20 December 2011

Woman who saved benefits is convicted of fraud

A story from Plymouth, England -
A mentally-ill woman who saved some of her benefits as a nest-egg for her old age has been convicted of benefit fraud. Had Pauline Ford, 58, spent the money on anything at all, she would have committed no offence. But because she lived frugally and saved for a rainy day, while continuing to claim benefits, she has been hit with a double punishment. She has been forced to repay more than £28,000 and received a suspended prison sentence.

Jo Martin, prosecuting, told Plymouth Crown Court that prior to 2005, Ford received incapacity benefit and disabled living allowance, neither of which were means-tested, and housing and council tax benefits, which were. In 2005, she applied for housing and council tax benefits without declaring that she had saved around £15,000-£16,000 from her previous benefits. In 2008, she applied for income support – another means-tested benefit – but failed to declare that she had by now saved £21,000, which she had invested in a Nationwide fixed bond.

...claimants were entitled to hold savings of £3,000 to £16,000, but received lower benefits on a sliding scale.

Ali Rafati, for Ford, said his client had a learning disability and had been admitted to mental health units for up to three months at a time. He said: "Miss Ford became very worried about how she would cope in old age. "For many years she has been living on a shoestring in a rusty mobile home with her 15 year-old dog, saving money for her old age...

Mr Rafati added: "She has now paid back £6,000 more than she saved.
This story presents a variety of social, economic, and moral considerations to ponder.  I'll offer it without comment.  Some additional details at the Plymouth Herald, via Nothing To Do With Arbroath.

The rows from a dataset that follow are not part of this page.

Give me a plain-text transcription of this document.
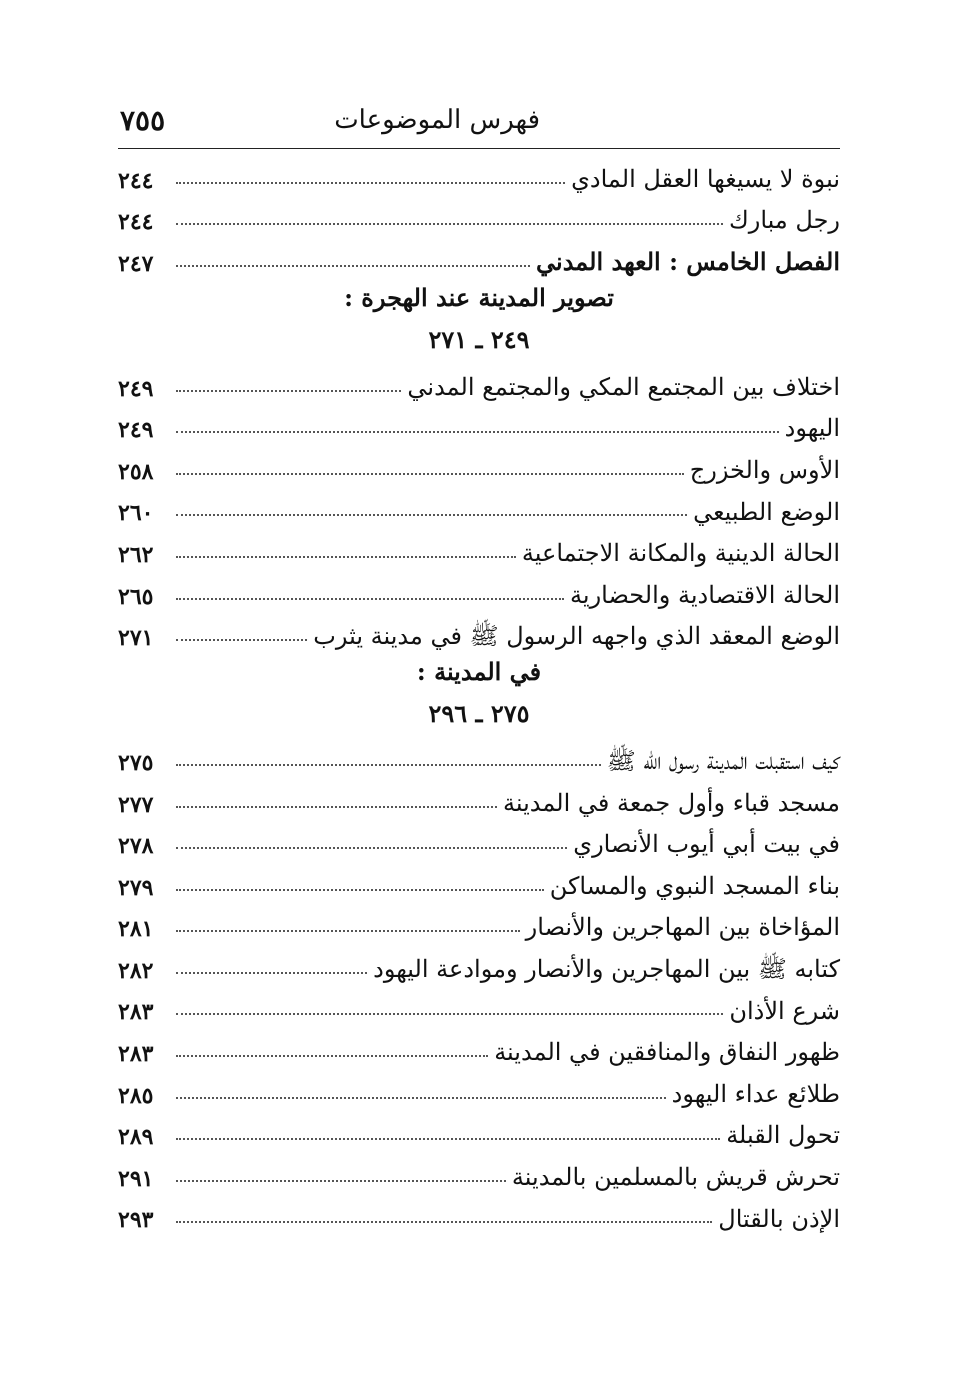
فهرس الموضوعات
٧٥٥
نبوة لا يسيغها العقل المادي
٢٤٤
رجل مبارك
٢٤٤
الفصل الخامس : العهد المدني
٢٤٧
تصوير المدينة عند الهجرة :
٢٤٩ ـ ٢٧١
اختلاف بين المجتمع المكي والمجتمع المدني
٢٤٩
اليهود
٢٤٩
الأوس والخزرج
٢٥٨
الوضع الطبيعي
٢٦٠
الحالة الدينية والمكانة الاجتماعية
٢٦٢
الحالة الاقتصادية والحضارية
٢٦٥
الوضع المعقد الذي واجهه الرسول ﷺ في مدينة يثرب
٢٧١
في المدينة :
٢٧٥ ـ ٢٩٦
كيف استقبلت المدينة رسول الله ﷺ
٢٧٥
مسجد قباء وأول جمعة في المدينة
٢٧٧
في بيت أبي أيوب الأنصاري
٢٧٨
بناء المسجد النبوي والمساكن
٢٧٩
المؤاخاة بين المهاجرين والأنصار
٢٨١
كتابه ﷺ بين المهاجرين والأنصار وموادعة اليهود
٢٨٢
شرع الأذان
٢٨٣
ظهور النفاق والمنافقين في المدينة
٢٨٣
طلائع عداء اليهود
٢٨٥
تحول القبلة
٢٨٩
تحرش قريش بالمسلمين بالمدينة
٢٩١
الإذن بالقتال
٢٩٣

  1. That is horrible. If her savings came from a job that she held but didnt admit to then I could see them punishing her and making her pay back the funds.

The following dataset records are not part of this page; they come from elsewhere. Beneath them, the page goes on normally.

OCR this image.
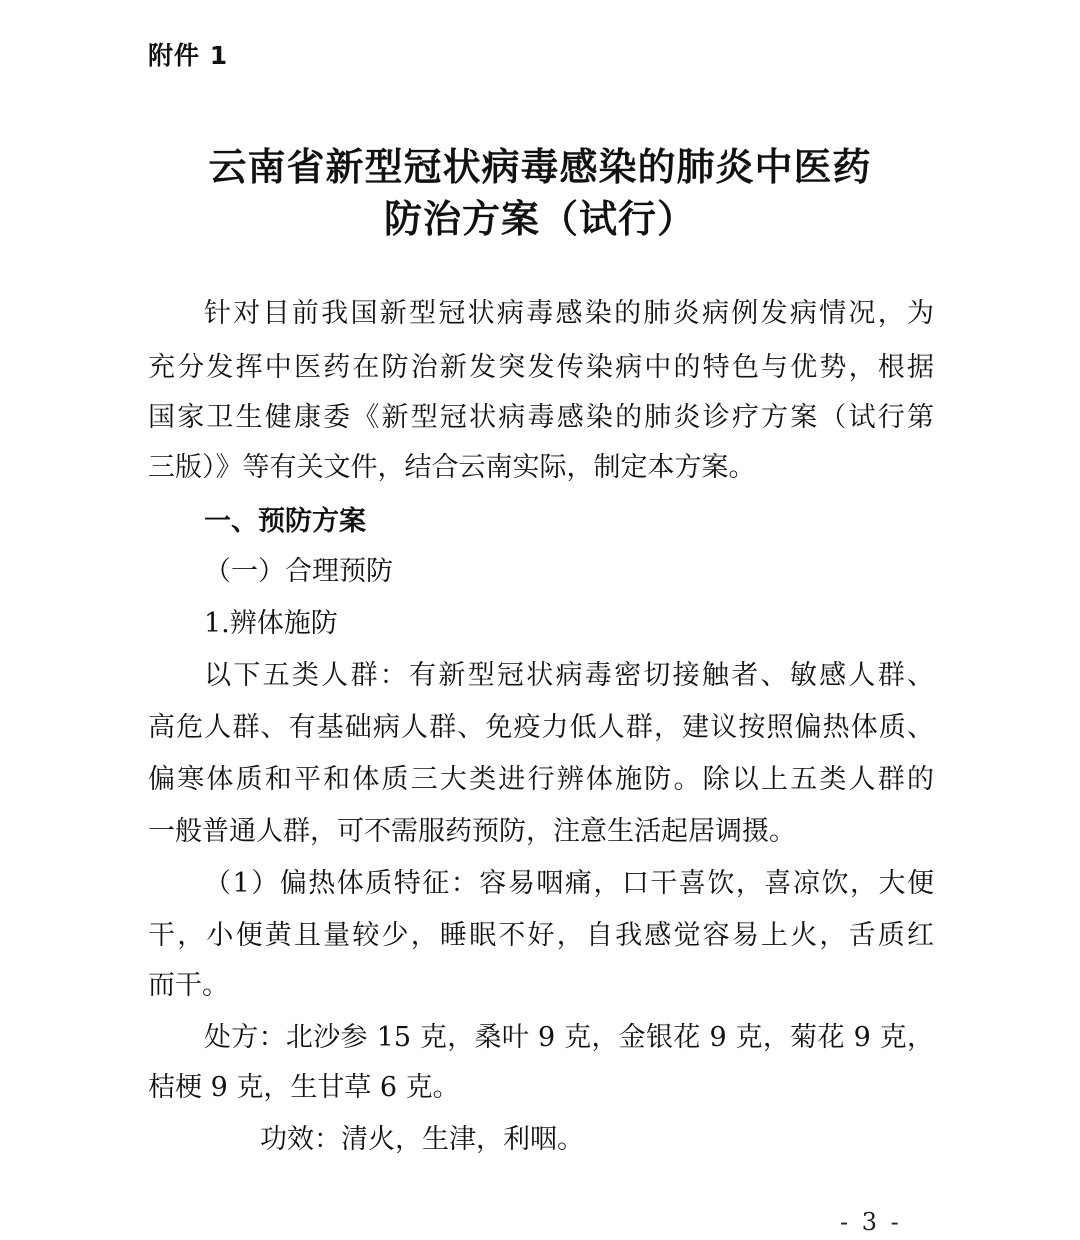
附件 1
云南省新型冠状病毒感染的肺炎中医药
防治方案（试行）
针对目前我国新型冠状病毒感染的肺炎病例发病情况，为
充分发挥中医药在防治新发突发传染病中的特色与优势，根据
国家卫生健康委《新型冠状病毒感染的肺炎诊疗方案（试行第
三版）》等有关文件，结合云南实际，制定本方案。
一、预防方案
（一）合理预防
1.辨体施防
以下五类人群：有新型冠状病毒密切接触者、敏感人群、
高危人群、有基础病人群、免疫力低人群，建议按照偏热体质、
偏寒体质和平和体质三大类进行辨体施防。除以上五类人群的
一般普通人群，可不需服药预防，注意生活起居调摄。
（1）偏热体质特征：容易咽痛，口干喜饮，喜凉饮，大便
干，小便黄且量较少，睡眠不好，自我感觉容易上火，舌质红
而干。
处方：北沙参 15 克，桑叶 9 克，金银花 9 克，菊花 9 克，
桔梗 9 克，生甘草 6 克。
功效：清火，生津，利咽。
- 3 -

  2. The benefit system here is very strange in that regard. I talked to an elderly gentlemen not too long ago, who told me a similar story.

    He cannot live on his war pension so needs a small top up to live off. However what the benefits people want to give him is actually a substantial amount - far more than he needs. They won't let him give some back or take less, and if he keeps the remainder then the next month he is no longer is eligible for benefits as he has some savings and then must re-apply when the savings run out. Given he's nearly blind and can't walk the application process is very difficult for him. He really doesn't want to waste the money - but feels he has no choice to do so. The result? he has high speed broadband but no computer, every tv channel known to man which he doesn't watch and a house full of things he doesn't want.

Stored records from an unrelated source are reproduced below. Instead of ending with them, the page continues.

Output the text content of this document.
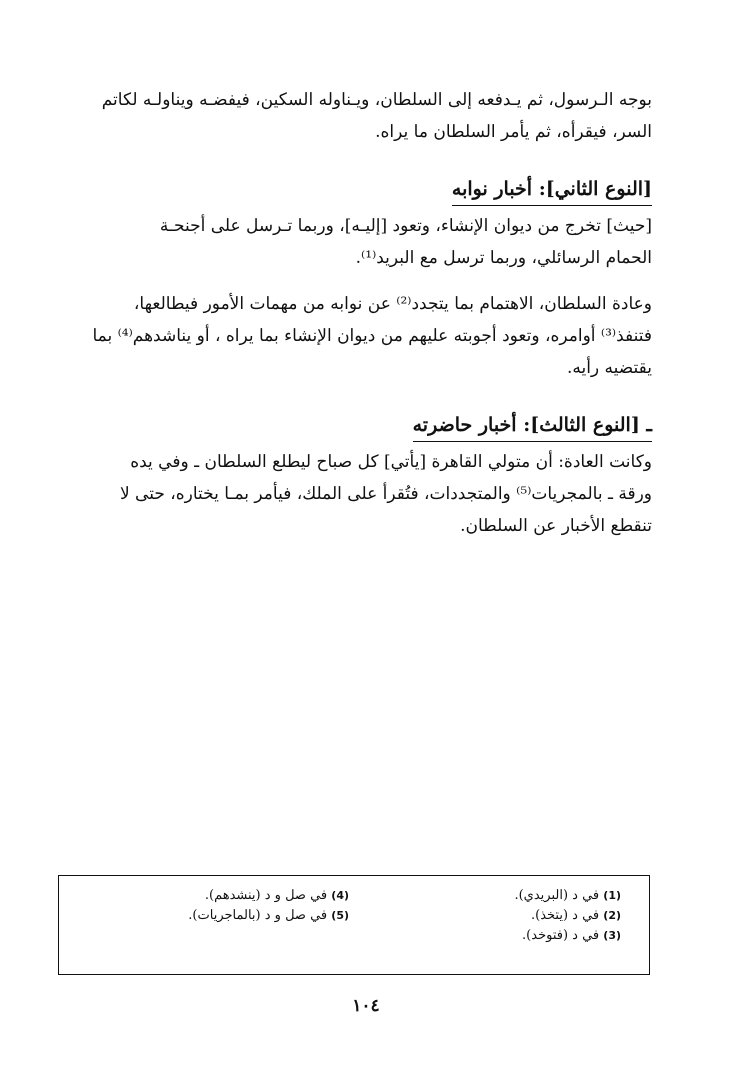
بوجه الـرسول، ثم يـدفعه إلى السلطان، ويـناوله السكين، فيفضـه ويناولـه لكاتم
السر، فيقرأه، ثم يأمر السلطان ما يراه.

[النوع الثاني]: أخبار نوابه

[حيث] تخرج من ديوان الإنشاء، وتعود [إليـه]، وربما تـرسل على أجنحـة
الحمام الرسائلي، وربما ترسل مع البريد⁽¹⁾.

وعادة السلطان، الاهتمام بما يتجدد⁽²⁾ عن نوابه من مهمات الأمور فيطالعها،
فتنفذ⁽³⁾ أوامره، وتعود أجوبته عليهم من ديوان الإنشاء بما يراه ، أو يناشدهم⁽⁴⁾ بما
يقتضيه رأيه.

ـ [النوع الثالث]: أخبار حاضرته

وكانت العادة: أن متولي القاهرة [يأتي] كل صباح ليطلع السلطان ـ وفي يده
ورقة ـ بالمجريات⁽⁵⁾ والمتجددات، فتُقرأ على الملك، فيأمر بمـا يختاره، حتى لا
تنقطع الأخبار عن السلطان.

(1) في د (البريدي).
(2) في د (يتخذ).
(3) في د (فتوخد).
(4) في صل و د (ينشدهم).
(5) في صل و د (بالماجريات).
١٠٤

    All that said - I think it's quite right that people with large amounts of savings shouldn't be allowed to claim benefits. I certainly wouldn't want to see a millionaire who never works being giving them for example. All about striking the right balance I guess,

  3. Could they just keep it in cash? Or give it directly to those who need it more (in the case of the elderly man)?

    It's very stupid to force people to be wasteful with benefit money.

  4. Should come as no surprise, it's England after all.

  5. This is why western civilzation is doomed.... We reward folly and punish forethought. I see it everywhere, here in the states too.